Of course, any discussion of the intellectual and cultural “superiority” of South Indians versus North Indians treads on some controversial and dangerous grounds. One could extend the argument to the United States, where the last two chairmen of the Federal Reserve (Alan Greenspan and Ben Bernanke) are both Jewish – as are the front-runners for the next term, Lawrence Summers and Janet Yellen. (Like South Indians, Jews have also long been characterized as academically superior and intellectually gifted.)
Within India itself, the rivalry and hostility between North and South traces its roots to the ancient (and rather disputed) history of the subcontinent. A grossly oversimplified summary of Indian history posits that the Dravidians (the supposed original inhabitants of India) were driven southward more than 3,000 years ago by the invasion of the Aryans, who cut a violent swath of conquest all over the country and now dominate the north.

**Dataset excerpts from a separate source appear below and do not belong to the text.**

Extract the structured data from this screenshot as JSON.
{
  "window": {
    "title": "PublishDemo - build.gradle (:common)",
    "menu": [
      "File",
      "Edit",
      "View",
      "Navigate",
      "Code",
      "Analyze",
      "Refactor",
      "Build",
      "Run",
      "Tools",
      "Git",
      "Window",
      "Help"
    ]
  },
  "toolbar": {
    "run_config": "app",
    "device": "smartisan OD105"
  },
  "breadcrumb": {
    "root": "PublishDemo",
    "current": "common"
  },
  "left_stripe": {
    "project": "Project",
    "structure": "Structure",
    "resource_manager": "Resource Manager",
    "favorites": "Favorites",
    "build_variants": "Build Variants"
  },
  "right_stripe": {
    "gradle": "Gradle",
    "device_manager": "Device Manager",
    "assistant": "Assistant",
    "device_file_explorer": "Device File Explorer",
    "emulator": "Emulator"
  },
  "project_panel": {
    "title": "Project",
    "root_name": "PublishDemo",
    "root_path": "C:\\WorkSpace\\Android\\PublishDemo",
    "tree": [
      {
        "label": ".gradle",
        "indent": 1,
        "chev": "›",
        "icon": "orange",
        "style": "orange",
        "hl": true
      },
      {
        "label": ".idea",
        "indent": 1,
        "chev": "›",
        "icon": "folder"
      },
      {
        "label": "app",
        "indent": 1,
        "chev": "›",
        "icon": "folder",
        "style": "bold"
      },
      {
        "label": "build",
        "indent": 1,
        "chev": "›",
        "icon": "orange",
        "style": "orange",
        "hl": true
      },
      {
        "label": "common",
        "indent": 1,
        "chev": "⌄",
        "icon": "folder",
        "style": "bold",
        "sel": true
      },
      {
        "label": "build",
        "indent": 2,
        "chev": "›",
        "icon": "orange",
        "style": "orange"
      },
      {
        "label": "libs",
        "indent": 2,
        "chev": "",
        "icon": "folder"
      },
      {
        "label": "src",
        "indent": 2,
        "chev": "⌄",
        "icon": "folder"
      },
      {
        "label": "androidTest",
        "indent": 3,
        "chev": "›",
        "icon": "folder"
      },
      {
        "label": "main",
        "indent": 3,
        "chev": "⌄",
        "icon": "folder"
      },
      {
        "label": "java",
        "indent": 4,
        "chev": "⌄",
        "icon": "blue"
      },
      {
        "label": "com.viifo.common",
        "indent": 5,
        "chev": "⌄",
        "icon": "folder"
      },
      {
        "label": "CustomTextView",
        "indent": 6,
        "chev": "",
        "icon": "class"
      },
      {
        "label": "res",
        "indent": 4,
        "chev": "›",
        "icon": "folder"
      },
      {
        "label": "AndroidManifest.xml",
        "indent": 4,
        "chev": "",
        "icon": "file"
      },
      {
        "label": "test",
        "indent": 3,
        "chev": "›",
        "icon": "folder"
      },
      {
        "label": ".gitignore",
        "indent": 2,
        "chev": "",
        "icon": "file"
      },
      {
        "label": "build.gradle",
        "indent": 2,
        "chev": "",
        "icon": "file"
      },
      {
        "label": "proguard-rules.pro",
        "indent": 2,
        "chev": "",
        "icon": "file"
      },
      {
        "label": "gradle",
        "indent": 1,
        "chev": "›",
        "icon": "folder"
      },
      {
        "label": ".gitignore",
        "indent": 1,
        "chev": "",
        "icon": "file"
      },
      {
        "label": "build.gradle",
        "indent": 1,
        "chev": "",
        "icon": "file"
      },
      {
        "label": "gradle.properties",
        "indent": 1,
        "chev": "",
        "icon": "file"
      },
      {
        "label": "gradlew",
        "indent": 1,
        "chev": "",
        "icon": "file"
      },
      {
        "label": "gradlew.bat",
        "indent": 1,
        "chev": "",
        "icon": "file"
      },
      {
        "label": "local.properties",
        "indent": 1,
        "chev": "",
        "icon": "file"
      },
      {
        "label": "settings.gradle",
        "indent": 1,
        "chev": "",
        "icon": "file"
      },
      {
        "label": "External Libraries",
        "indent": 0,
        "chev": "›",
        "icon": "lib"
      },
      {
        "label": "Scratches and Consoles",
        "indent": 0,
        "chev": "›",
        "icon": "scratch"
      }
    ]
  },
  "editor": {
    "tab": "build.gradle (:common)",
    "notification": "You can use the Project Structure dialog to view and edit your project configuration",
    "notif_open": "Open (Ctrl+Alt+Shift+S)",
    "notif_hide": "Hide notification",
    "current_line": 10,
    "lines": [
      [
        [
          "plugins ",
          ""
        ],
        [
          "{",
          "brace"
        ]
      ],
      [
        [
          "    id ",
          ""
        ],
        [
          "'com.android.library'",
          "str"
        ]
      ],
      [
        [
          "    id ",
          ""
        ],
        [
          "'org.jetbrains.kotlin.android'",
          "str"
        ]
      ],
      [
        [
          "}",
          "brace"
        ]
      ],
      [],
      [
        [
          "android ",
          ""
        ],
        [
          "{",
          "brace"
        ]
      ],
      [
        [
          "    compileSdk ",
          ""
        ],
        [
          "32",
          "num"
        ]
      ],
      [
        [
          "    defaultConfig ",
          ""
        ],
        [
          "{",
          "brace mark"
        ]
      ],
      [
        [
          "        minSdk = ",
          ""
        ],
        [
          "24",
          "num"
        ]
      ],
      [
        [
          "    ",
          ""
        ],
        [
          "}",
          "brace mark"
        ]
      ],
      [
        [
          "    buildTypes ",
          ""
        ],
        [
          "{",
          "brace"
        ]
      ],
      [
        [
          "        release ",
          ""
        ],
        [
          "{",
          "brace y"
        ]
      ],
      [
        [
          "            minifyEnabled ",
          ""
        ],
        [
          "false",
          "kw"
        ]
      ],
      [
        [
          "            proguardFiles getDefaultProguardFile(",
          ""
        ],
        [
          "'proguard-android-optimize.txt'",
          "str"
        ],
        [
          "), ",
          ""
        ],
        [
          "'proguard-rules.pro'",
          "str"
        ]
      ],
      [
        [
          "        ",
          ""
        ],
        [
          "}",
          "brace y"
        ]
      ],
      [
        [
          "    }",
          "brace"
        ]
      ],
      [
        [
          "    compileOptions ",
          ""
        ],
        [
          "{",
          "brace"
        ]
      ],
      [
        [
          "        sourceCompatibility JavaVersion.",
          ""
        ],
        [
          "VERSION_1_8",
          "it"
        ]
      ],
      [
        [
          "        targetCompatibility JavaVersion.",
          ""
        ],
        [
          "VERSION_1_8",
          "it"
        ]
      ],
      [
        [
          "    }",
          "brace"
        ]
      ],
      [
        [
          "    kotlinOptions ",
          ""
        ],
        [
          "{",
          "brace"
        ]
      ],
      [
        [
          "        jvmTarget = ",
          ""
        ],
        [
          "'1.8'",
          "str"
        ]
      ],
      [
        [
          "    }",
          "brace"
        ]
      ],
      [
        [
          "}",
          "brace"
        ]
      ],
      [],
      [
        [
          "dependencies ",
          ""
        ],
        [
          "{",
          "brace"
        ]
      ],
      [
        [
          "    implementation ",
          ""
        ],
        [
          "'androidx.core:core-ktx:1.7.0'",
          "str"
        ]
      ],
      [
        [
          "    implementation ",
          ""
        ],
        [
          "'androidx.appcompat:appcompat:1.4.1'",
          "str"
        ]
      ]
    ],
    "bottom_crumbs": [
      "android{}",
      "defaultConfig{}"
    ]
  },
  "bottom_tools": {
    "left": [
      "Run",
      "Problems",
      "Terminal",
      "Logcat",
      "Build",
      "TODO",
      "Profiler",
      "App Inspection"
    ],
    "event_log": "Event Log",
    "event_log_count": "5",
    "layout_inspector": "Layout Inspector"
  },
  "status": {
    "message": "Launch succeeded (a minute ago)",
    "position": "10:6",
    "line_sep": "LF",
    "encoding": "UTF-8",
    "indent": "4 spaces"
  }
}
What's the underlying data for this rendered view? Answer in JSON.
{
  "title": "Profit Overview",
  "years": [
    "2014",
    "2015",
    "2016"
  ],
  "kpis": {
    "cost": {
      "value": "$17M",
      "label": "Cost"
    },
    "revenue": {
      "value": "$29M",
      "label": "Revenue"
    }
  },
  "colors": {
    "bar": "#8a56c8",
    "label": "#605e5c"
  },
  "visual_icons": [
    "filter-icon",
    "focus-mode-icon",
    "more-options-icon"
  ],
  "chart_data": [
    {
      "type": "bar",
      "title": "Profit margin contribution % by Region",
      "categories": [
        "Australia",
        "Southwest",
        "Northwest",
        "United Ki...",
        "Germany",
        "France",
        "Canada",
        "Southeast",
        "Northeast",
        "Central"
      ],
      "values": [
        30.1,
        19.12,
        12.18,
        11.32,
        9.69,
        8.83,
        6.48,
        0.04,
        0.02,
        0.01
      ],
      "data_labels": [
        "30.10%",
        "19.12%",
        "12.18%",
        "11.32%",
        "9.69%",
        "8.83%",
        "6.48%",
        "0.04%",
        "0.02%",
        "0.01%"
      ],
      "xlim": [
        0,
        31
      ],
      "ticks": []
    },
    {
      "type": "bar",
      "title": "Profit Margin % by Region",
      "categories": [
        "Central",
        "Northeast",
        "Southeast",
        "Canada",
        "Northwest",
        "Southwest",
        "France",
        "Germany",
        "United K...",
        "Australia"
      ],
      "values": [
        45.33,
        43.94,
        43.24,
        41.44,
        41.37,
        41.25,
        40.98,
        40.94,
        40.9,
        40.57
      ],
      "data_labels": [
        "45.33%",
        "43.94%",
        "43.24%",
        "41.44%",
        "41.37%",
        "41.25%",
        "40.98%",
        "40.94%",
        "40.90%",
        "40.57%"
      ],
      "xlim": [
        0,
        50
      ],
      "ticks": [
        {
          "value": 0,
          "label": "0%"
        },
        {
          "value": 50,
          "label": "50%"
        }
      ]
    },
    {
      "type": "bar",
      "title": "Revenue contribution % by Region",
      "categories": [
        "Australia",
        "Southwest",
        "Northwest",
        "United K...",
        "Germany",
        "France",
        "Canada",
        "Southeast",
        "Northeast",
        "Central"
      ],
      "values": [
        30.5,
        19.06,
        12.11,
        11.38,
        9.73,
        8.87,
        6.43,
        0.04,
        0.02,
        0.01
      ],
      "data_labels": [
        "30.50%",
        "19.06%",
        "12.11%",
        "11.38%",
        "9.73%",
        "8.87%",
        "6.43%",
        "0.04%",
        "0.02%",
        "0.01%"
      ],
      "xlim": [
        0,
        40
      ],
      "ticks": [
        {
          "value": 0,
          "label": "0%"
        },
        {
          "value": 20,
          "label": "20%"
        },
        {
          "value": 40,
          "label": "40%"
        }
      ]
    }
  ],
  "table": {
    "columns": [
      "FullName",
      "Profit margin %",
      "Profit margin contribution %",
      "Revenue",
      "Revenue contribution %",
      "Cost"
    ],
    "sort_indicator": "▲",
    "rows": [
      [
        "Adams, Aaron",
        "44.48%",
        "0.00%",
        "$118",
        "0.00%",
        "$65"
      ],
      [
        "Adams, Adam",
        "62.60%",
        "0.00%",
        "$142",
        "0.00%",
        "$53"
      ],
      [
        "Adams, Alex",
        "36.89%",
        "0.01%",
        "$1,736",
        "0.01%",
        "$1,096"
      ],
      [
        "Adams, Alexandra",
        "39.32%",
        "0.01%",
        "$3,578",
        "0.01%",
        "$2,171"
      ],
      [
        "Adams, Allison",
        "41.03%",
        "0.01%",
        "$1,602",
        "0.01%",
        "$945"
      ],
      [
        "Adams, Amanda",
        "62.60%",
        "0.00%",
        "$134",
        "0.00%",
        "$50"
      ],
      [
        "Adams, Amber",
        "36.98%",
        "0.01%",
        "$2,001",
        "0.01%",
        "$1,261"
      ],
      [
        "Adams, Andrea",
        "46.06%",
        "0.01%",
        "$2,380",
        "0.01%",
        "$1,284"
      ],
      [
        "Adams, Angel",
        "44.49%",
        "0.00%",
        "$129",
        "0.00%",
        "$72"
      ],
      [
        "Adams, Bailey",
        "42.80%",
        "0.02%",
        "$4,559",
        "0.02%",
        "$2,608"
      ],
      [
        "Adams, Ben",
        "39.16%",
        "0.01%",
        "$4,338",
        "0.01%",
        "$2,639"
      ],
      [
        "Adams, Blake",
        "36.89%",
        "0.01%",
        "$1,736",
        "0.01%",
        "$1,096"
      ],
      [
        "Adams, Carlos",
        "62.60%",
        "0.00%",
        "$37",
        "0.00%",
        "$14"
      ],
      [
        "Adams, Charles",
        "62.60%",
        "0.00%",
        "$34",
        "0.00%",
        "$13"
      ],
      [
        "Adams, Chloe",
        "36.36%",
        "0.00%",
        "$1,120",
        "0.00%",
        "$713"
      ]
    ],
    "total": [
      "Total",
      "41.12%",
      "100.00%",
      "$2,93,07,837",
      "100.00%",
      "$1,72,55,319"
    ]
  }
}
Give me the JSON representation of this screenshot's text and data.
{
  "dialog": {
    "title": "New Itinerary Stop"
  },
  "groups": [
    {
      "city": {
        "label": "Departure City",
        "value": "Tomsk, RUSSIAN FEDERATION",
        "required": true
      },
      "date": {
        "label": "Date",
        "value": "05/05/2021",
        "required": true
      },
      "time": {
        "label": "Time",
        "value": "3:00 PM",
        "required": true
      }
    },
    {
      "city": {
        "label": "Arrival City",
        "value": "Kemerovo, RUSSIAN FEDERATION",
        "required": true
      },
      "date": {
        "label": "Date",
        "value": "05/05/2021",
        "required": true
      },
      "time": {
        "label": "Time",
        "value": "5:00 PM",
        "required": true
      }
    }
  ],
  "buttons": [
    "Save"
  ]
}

While many have doubted the credibility of the so-called “Aryan invasion” theory, what cannot be doubted is the very real lingering conflict between northern and southern Indians, with an abundance of stereotypes hurled at each other.
Rajeev Srinivasan (a southerner) wrote in Rediff.com a few years ago about the ascent of India’s south. “The fact is, the South is doing well precisely because it is the most Indian part of India,” he boldly declared. Srinivasan made the very inflammatory suggestion that the South “preserved” its Indian culture by not having to endure what he called the “two big external shocks” -- Muslim conquest and Christian imperialism -- to the same degree as the North. (Notwithstanding that the British took over all of India.)
To back up his claim, he cited that the North has suffered endless violence and sectarian warfare since at least the early Middle Ages (that is, between Hindus and Muslims), while relative peace and tranquility in the South allowed that region to flourish economically and intellectually.
He also cites that the Vijayanagar empire of the South helped protect ancient Hindu culture and guaranteed the region’s cultural “continuity.” (He also noted that the poorest and most backward parts of the South are found in areas dominated by Muslims.)
Naturally, Srinivasan’s comments would be lambasted by most northerners.
But, perhaps it was an odd comment by a foreigner, Microsoft (NASDAQ:MSFT) co-founder Bill Gates, that sums up the mixed blessings of South India’s apparent intellectual strengths. During one of his many trips to India, Gates once reportedly said that South Indians “are the "second smartest people in the world, after the Chinese.” While this may sound like a backhanded compliment, Gates meant it as high praise – and it has been embraced by many in the South since it came from Gates. But such pronouncement likely engenders resentment from other Indians, particularly those in the North.